Cosa avviene quando un vescovo cessa dal suo ufficio? Arrivato all’età della pensione, il vescovo
emerito può scegliere dove abitare, “anche fuori dalle case del proprio istituto” (can. 707 §1).
Ciò suggerisce che il frate ritorni nel convento dove meglio si sente accolto, o dove ha vissuto gli anni
più intensi della sua attività. Non meraviglia che diversi vescovi francescani abbiano fatto ritorno in
convento, come attualmente è per p. Agostino Gardin a Padova e p. Paolo Atzei a Oristano.

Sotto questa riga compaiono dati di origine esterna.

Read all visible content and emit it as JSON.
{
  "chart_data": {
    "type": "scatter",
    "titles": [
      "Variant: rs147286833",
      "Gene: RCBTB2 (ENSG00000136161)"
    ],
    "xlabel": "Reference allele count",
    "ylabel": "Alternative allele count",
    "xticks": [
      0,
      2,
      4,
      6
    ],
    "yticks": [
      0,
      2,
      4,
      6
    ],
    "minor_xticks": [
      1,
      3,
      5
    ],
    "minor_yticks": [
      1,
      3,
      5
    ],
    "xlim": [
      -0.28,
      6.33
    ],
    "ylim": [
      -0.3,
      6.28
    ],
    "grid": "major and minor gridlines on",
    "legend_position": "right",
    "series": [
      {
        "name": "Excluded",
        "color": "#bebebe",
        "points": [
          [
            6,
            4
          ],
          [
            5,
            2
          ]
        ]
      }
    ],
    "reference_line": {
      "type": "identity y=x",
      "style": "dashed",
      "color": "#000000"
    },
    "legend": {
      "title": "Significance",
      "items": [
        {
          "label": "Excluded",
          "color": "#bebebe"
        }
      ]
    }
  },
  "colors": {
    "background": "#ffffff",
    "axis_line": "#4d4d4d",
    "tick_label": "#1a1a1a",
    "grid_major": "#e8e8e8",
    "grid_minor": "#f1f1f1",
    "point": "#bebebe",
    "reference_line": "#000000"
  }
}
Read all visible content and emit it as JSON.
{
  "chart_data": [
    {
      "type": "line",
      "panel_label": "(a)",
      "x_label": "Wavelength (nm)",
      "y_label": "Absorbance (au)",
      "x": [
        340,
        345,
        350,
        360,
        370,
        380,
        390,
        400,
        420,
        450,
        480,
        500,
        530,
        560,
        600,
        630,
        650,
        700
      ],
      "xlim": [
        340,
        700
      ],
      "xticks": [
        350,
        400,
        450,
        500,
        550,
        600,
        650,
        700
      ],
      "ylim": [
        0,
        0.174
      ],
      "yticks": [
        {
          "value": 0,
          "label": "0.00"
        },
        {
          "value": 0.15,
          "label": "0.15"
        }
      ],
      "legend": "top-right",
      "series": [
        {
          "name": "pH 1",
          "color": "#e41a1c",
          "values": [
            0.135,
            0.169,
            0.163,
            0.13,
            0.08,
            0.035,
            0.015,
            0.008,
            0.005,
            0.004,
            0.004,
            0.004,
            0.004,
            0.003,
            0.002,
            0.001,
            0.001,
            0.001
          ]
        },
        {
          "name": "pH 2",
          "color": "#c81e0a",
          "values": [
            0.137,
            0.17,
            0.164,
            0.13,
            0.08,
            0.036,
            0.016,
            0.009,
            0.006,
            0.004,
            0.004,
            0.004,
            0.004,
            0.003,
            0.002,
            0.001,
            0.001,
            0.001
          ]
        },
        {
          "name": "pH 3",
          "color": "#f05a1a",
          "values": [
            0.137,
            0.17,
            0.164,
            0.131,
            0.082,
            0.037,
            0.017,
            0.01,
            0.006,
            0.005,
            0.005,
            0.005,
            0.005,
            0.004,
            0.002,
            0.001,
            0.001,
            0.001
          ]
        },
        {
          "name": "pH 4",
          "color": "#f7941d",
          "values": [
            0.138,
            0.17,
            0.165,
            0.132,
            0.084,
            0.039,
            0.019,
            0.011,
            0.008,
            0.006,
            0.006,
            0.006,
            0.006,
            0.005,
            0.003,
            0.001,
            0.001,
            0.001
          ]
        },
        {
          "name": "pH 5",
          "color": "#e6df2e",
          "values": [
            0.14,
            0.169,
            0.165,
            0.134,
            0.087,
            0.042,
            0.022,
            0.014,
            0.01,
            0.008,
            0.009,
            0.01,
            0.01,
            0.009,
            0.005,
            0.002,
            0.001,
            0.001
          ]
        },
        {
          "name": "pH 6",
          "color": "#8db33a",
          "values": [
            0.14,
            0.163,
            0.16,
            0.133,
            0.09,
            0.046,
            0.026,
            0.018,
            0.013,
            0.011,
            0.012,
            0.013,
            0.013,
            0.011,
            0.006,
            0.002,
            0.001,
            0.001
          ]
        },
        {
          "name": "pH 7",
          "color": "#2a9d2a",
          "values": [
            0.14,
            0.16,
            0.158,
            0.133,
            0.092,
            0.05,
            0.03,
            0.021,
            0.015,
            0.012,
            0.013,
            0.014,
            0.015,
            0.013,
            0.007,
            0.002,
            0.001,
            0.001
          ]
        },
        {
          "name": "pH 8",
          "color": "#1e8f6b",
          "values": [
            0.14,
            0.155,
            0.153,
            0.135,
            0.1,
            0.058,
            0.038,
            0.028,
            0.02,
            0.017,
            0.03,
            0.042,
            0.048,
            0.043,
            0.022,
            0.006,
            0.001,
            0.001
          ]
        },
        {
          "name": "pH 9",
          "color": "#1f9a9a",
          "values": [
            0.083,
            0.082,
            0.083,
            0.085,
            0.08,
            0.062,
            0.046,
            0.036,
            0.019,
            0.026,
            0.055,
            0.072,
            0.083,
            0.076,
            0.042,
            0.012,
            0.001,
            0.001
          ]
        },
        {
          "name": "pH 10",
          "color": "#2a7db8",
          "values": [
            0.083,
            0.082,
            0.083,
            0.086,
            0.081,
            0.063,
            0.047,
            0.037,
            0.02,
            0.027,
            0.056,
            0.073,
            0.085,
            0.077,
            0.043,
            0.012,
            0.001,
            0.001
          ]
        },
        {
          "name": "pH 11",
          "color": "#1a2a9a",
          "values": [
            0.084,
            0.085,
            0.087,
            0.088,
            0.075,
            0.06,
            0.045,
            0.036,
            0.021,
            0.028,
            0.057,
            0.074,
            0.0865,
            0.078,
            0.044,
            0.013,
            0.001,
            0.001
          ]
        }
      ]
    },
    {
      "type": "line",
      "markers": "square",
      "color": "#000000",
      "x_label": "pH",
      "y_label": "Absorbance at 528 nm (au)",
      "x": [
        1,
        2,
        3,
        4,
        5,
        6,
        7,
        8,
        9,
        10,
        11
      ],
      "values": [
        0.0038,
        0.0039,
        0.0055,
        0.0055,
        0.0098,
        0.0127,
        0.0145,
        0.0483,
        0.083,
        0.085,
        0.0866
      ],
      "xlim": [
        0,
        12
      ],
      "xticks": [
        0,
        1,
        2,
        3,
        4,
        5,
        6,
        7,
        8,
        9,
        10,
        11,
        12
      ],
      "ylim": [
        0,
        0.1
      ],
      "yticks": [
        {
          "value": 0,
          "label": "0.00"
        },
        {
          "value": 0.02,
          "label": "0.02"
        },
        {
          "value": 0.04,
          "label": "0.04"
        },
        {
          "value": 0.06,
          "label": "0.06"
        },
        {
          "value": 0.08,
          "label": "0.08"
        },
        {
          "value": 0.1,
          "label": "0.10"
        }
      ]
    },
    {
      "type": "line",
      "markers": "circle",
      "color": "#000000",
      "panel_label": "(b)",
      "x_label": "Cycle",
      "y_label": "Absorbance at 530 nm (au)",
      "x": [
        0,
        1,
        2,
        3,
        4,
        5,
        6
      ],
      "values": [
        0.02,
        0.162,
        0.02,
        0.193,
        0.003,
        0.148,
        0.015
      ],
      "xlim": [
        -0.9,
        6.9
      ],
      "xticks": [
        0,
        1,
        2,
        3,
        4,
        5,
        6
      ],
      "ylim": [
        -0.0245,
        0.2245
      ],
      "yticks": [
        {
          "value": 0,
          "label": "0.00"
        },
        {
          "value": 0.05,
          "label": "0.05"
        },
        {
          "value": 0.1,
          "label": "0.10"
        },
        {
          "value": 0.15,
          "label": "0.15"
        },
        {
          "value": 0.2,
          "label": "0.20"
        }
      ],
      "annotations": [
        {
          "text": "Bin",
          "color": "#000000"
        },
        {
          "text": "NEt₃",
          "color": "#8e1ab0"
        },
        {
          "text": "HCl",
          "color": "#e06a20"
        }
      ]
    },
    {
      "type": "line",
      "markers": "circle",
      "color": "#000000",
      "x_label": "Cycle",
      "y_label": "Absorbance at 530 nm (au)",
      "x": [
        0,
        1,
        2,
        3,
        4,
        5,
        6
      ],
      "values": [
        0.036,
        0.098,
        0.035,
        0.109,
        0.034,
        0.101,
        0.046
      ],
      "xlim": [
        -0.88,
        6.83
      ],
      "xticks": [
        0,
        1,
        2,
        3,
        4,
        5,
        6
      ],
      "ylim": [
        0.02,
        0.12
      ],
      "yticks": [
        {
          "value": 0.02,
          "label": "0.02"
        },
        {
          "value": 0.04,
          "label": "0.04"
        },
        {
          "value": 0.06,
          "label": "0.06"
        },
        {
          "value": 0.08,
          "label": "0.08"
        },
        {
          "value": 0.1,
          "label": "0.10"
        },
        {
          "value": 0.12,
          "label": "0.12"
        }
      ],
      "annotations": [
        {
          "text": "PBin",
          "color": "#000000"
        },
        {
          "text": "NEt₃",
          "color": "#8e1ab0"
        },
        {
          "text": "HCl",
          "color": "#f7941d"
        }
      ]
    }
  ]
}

Il Codice stabilisce circa il sostentamento, che sia la Diocesi o la Santa Sede ad occuparsene in modo
                                            “conveniente e degno”, a meno che non se ne voglia occupare
                                            direttamente l’Ordine (can. 707 §2). Queste norme non sono
                                            superflue: venendo a cessare dal proprio ufficio episcopale,
                                            il frate è felice di tornare tra i suoi confratelli se con essi ha
                                            coltivato buone relazioni, nella generosità e nella discrezione:
                                            generosità di chi sa di poter dare ancora il suo contributo
                                            concreto all’Ordine, e discrezione di chi comprende che la
                                            sua autorevolezza potrebbe condizionare i suoi confratelli
                                            ed essere percepita come una interferenza più che come un
                                            parere o un consiglio. Nella vita quotidiana poi è chiaro che
                                            il vescovo che torna a vivere da frate dovrà trovare un nuovo
                                            equilibrio, non solo negli ambienti, ma anche nella semplicità
                                            dei rapporti umani che caratterizzano i nostri conventi.
                                            In ultima analisi, un frate elevato all’episcopato sa di dover
                                            attribuire non solo a se stesso, ma in buona parte all’Ordine,
                                            la sua formazione, le numerose opportunità di crescita e
                                            maturazione umana, professionale e soprattutto spirituale.
                                            Il frate sa anche che, chi lo chiama all’episcopato, si aspetta
               Fonte:Curia OFMConv          da lui un servizio, uno stile e una spiritualità propri del suo
carisma, sperimentato e vissuto in una fraternità, e capace di creare fraternità.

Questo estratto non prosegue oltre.